Thursday, April 30, 2009

Intolerable

I suppose it is normal, as you grow up, to develop "deal breakers" - things you can't easily tolerate in other people. I'm talking about the kinds of things that, if you saw them in someone on your first date, would keep you from having a second date. You'd just know that person wasn't right for you.

One of the things I find really difficult to deal with in other people is frequent anger and judgment of others. Sometimes I meet someone, or get to know them, and I learn that their head is filled up with lines that other people shouldn't cross - things that turn other people into idiots or assholes to them. And often these things are pretty trivial or common - faux pas, simple acts of inconsideration or inattention, that kind of thing.

Yesterday, a coworker drove a couple of us to lunch. The parking lot of our office building has a 4-way stop and another driver proceeded through it when my coworker thought it was his turn. Instead of just letting him go, my coworker cut the guy off and, though he didn't do anything directed at the other driver, he did rant about it a bit in the car, saying something like, "Fucking moron!"

My other coworker, in the backseat, said something like, "Getting a little angry at other drivers there, huh," and the driving coworker said, "I only get angry at the idiots."

Well, you know, everyone is an idiot driver sometimes. I mean, honestly, not being sure when it's your turn at a 4-way stop does not make you an idiot or a bad person. And lest it sound like I am giving my coworker a hard time over one incident, he proceeded to talk about how many idiots there are on the road, and kind of went on like that for another couple of minutes.

I guess in general I feel like if you find yourself ranting about things that are very common - for instance, if you say things like you hate to go to restaurants these days because so many people are rude in such-and-such ways - you are the one with the problem, not the world. Common events - slow drivers, people talking on their cellphones on the bus, teenage boys who wear their pants real low, people forgetting to RSVP, etc. - do not justify real anger and a bunch of complaining to whoever is stuck listening to you.

I guess I draw the line somewhere between annoyance and anger. "God, this person is slow, what the hell, DO NOT DRIVE 20 MILES PER HOUR," seems OK to me. "What a fucking idiot. GET OFF THE ROAD! I cannot STAND slow drivers. If people can't fucking drive they should just stay home," is over the line.

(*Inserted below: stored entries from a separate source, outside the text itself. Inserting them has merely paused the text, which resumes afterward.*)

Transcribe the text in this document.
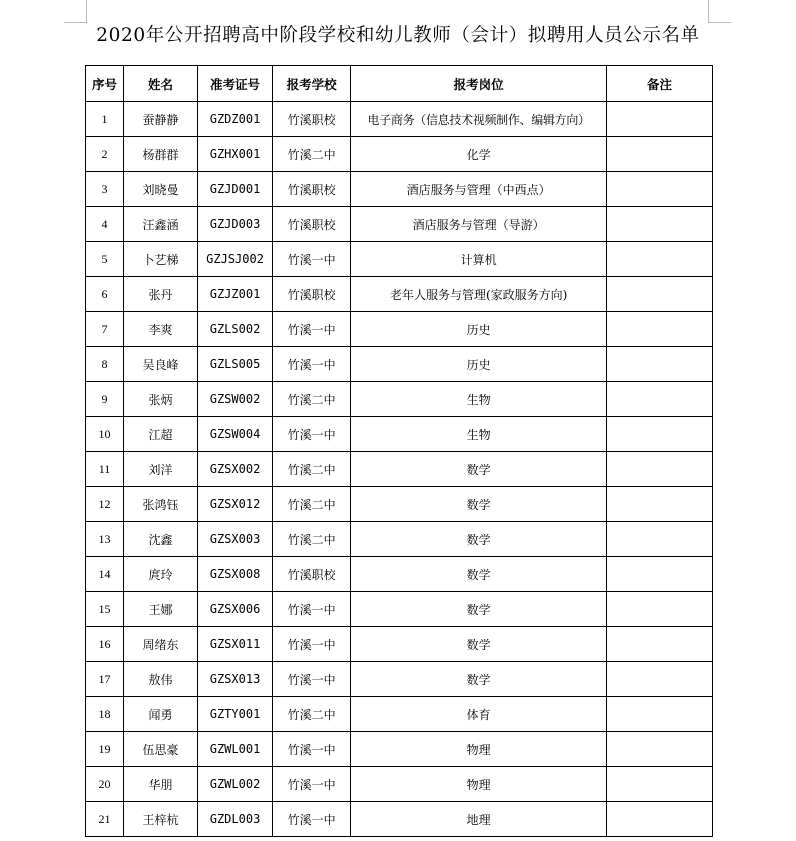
2020年公开招聘高中阶段学校和幼儿教师（会计）拟聘用人员公示名单
序号	姓名	准考证号	报考学校	报考岗位	备注
1	蚕静静	GZDZ001	竹溪职校	电子商务（信息技术视频制作、编辑方向）	
2	杨群群	GZHX001	竹溪二中	化学	
3	刘晓曼	GZJD001	竹溪职校	酒店服务与管理（中西点）	
4	汪鑫涵	GZJD003	竹溪职校	酒店服务与管理（导游）	
5	卜艺梯	GZJSJ002	竹溪一中	计算机	
6	张丹	GZJZ001	竹溪职校	老年人服务与管理(家政服务方向)	
7	李爽	GZLS002	竹溪一中	历史	
8	吴良峰	GZLS005	竹溪一中	历史	
9	张炳	GZSW002	竹溪二中	生物	
10	江超	GZSW004	竹溪一中	生物	
11	刘洋	GZSX002	竹溪二中	数学	
12	张鸿钰	GZSX012	竹溪二中	数学	
13	沈鑫	GZSX003	竹溪二中	数学	
14	庹玲	GZSX008	竹溪职校	数学	
15	王娜	GZSX006	竹溪一中	数学	
16	周绪东	GZSX011	竹溪一中	数学	
17	敖伟	GZSX013	竹溪一中	数学	
18	闻勇	GZTY001	竹溪二中	体育	
19	伍思豪	GZWL001	竹溪一中	物理	
20	华朋	GZWL002	竹溪一中	物理	
21	王梓杭	GZDL003	竹溪一中	地理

And yes, I do see the irony in being intolerant towards the intolerant. But I don't think they're all idiots or assholes who should be killed or forbidden to live in the same cities as normal people or anything - I just think it's an unfortunate personality trait that a person should work to improve. And I find myself pretty much unwilling to hang out with people who unabashedly display it.

5 comments:

Sally said...

"I only get angry at the idiots" is one of the better making-the-fundamental-attribution-error observations I've heard lately.

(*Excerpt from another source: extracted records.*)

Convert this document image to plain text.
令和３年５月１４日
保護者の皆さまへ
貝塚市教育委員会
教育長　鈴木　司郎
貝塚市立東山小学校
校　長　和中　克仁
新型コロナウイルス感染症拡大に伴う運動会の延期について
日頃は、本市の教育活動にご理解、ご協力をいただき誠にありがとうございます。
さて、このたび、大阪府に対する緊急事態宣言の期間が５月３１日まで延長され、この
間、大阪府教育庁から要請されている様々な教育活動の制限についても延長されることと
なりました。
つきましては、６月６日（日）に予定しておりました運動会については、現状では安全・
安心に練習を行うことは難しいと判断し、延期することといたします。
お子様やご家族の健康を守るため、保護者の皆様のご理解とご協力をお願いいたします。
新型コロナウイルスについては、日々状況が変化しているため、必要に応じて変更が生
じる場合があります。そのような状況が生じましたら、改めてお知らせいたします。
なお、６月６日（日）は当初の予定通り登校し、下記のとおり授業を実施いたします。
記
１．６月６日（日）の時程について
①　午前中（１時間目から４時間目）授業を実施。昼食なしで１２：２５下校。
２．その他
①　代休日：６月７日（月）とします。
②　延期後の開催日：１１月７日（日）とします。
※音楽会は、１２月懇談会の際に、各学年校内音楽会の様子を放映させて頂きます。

The other day I was super-tired and had a bad headache when driving to school in the morning. I realized just how bad off I was when I finally recognized this weird clicking sound as not part of the CD playing that I hadn't noticed before, but that I had my turn blinker still on, for what had to have been a few minutes. This is perhaps the first time I've ever done that (or at least one of the very few since I don't recall a previous instance). But obviously the truth is clear - I am simply an IDIOT DRIVER.

Tam said...

Clearly. People like you should just stay home.

Seriously, is anyone NOT sometimes the idiot in traffic?

rvman said...

'Getting angry only at the idiots on the road' seems nicely symmetric with the 'bad boss maxim': "If you have one idiot boss, you have a problem. If you have a whole series of idiot bosses, you are the problem."

Tam said...

Along those lines, I tend to feel like people are kind of average all over, so that when you have a problem with people a lot, it is you and not them even if you're the better one in some sense. Like, my 2nd grade class didn't like me, and I bet no class of 2nd graders would have. It was me, not them, even if they were twits.

If that makes sense.

Debbie said...

Yes. Sometimes everyone else IS and idiot. And yes, that IS your problem.